La vasta llanura negra está guardada, al oeste, por grupos de vargul errabundos que patrullan, tambaleándose lentamente y de manera grotesca, con las cabezas ladeadas, las largas barbas colgando como hiedras muertas y la motricidad torpe característica de las criaturas manipuladas tras la muerte. Nada que ver con lo que debieron ser antaño, los gigantescos vrykul vigorosos y de voluntades poderosas se ven como aberrantes sombras de sí mismos tras la irónica bendición de la plaga. Patrullan, guiando a los necrófagos hambrientos, guardando la porción de tierra en la que los Estandartes y los nigromantes hacen su abominable labor. Y las pálidas sombras de los fantasmas errantes se dibujan, vagando en la soledad de las almas perdidas que no tienen descanso, mirando a su alrededor y caminando en pasos lentos, dejando una estela lechosa.
Todas las razas. Orcos, humanos, elfos de la noche, elfos nobles, enanos, tauren. Sus espíritus no parecen ver, no parecen darse cuenta de nada, atrapados en la soledad, la pesadilla y la nula esperanza, entre runas rojizas que se encienden de cuando en cuando a pocos centímetros del suelo y que parecen cercarles de alguna manera.
Y entonces lo veo. Veo a uno de los nigromantes esqueléticos, que se acerca al fantasma de una elfa, que solloza, arrodillada. Extiende sus huesudas manos y arroja el hechizo sobre ella. La elfa se contorsiona, se escucha el sonido de un aliento ficticio que pugna por romperse, y su resplandor se oscurece cuando las cadenas mágicas se cierran a su alrededor. Gruñendo, empuñando la espada fantasmagórica que aún lleva entre las manos, ella se levanta, con el semblante desprovisto de toda emoción.
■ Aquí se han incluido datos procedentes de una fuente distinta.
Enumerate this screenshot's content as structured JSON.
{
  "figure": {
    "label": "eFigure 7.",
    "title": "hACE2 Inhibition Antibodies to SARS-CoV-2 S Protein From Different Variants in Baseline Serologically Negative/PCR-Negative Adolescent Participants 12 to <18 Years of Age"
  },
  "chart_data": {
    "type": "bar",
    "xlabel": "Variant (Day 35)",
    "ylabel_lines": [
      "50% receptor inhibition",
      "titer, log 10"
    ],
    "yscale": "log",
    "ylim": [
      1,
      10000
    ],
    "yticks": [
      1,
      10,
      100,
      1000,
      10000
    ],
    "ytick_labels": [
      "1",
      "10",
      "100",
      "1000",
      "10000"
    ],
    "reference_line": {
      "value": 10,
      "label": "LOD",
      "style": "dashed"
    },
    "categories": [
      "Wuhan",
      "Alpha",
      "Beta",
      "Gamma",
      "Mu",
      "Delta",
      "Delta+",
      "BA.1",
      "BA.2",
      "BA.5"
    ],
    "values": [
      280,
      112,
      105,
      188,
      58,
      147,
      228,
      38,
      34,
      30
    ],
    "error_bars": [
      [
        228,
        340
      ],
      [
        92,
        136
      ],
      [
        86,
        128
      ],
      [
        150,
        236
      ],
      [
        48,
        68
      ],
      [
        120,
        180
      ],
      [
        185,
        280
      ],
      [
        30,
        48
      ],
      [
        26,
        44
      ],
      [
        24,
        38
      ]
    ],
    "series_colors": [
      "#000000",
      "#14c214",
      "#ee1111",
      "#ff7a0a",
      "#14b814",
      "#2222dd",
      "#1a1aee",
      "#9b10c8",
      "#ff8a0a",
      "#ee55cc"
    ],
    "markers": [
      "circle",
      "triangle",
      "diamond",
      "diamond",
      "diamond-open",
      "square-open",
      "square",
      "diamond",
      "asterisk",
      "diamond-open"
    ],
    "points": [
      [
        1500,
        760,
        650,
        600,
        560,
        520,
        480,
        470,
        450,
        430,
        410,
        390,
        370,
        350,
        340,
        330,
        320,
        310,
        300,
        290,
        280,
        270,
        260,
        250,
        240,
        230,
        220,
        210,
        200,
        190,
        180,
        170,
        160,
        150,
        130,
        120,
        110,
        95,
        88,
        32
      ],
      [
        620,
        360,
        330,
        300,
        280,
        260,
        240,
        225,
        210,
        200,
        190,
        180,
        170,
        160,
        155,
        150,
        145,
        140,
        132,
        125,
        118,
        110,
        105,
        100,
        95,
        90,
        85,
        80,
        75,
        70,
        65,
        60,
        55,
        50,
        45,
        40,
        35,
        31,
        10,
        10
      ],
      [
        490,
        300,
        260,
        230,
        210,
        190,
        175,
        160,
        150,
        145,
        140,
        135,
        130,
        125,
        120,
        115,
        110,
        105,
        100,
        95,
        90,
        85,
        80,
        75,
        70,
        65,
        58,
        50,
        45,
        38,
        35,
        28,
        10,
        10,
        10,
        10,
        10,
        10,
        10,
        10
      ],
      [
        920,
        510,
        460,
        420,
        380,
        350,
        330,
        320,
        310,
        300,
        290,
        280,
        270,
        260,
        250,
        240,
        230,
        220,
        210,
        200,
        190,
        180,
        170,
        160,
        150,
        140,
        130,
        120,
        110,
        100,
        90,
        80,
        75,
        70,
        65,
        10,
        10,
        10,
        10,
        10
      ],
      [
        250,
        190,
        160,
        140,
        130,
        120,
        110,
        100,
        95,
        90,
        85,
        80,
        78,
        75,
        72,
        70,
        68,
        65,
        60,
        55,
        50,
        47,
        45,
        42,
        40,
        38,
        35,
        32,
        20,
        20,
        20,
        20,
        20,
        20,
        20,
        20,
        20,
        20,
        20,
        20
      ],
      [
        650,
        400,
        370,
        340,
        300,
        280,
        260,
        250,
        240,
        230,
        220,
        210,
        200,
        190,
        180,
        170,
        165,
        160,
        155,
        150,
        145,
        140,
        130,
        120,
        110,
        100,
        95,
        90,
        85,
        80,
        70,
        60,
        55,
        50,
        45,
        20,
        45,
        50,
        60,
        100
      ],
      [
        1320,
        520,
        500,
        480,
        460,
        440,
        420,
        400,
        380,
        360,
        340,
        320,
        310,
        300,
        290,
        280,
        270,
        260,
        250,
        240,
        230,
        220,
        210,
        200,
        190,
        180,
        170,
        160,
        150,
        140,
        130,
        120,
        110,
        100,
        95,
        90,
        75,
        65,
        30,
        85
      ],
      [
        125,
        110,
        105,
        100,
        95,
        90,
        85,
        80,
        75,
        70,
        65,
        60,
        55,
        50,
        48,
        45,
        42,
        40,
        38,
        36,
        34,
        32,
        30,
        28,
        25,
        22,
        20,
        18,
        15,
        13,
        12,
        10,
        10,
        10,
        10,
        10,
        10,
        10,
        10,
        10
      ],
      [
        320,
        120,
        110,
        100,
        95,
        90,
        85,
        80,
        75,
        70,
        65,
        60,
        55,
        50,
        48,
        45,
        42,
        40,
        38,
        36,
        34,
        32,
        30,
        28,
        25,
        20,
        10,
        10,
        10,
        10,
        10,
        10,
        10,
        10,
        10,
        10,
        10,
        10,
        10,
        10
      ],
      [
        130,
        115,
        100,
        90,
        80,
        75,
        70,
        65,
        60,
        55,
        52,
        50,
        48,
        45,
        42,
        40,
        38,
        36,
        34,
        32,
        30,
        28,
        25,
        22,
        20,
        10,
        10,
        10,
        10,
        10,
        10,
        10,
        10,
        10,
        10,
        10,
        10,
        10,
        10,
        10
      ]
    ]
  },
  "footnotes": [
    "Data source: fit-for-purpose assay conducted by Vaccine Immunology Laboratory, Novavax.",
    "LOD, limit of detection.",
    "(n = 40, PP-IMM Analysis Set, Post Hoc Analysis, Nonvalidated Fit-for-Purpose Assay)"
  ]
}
Ha dejado de llorar cuando corre hacia los Estandartes, los viejos barbudos que controlan y dirigen a las almas dominadas, haciéndolas formar, marchar, patrullar y presentar armas bajo la bandera oscura de las fuerzas del Exánime.
Vuestro camino acaba aquí. Nadie escapa al poder de la Plaga, ni en la vida ni en la muerte. Todos vosotros lo sabéis, lo habéis sentido desde que entrásteis a este lugar.
Nos miramos entre nosotros. La mano de Seltarian se posa sobre mi hombro.
- Han visto lo que nunca debieron ver - me susurra, con un tono levemente alarmado - Es el Valle de la Esperanza Perdida. Esto es lo peor que podía pasar.
Os han enviado a vuestro fin, pero no temáis. Os hubiera alcanzado igualmente en el Pináculo.
- Vámonos de aquí - murmura un soldado.
Su mano tiembla, crispada. Le miro de reojo, volviendo la vista una última vez hacia los espíritus, y entonces dejo de prestar atención a los muertos. Son los vivos los que me preocupan ahora.
Quien entra en Corona de Hielo lo hace para servir al Rey, quiera o no. Es el destino que a todos aguarda, a los héroes y a los escuderos, a los soldados y a los sacerdotes, a los mendigos y a los soberanos. Sabéis que es cierto, porque no necesitáis mas que mirar la magnificencia de nuestro poder, mirarlo ahora, después de haber estado saboreándolo día a día, para convenceros de la única verdad.
- Quiero irme a casa.
- Estamos perdidos...
- Silencio - la voz de Farnell, de nuevo. - Altas las cabezas. No podemos hacer nada por estas pobres almas por ahora, pero informaremos cuando regresem...
- ¡No vamos a volver! ¡Ninguno de nosotros volverá!
No hay esperanza
Aprieto los dientes. Alguien ha gritado. Uno de los Vargul vuelve la cabeza hacia nuestra posición y comienza a avanzar, seguido por los necrófagos gorgoteantes.
- ¡Silencio!¡Formad!
Un cruzado sale corriendo. Es la primera señal de pánico. Las voces se elevan, somos quince, Farnell intenta detener al desertor, y se encuentra con dos hombres más gritándole. Maldita sea. Ahora sí que estamos perdidos. El miedo ha quebrado los pilares, y si algo sé es que el pánico se propaga más veloz que la plaga.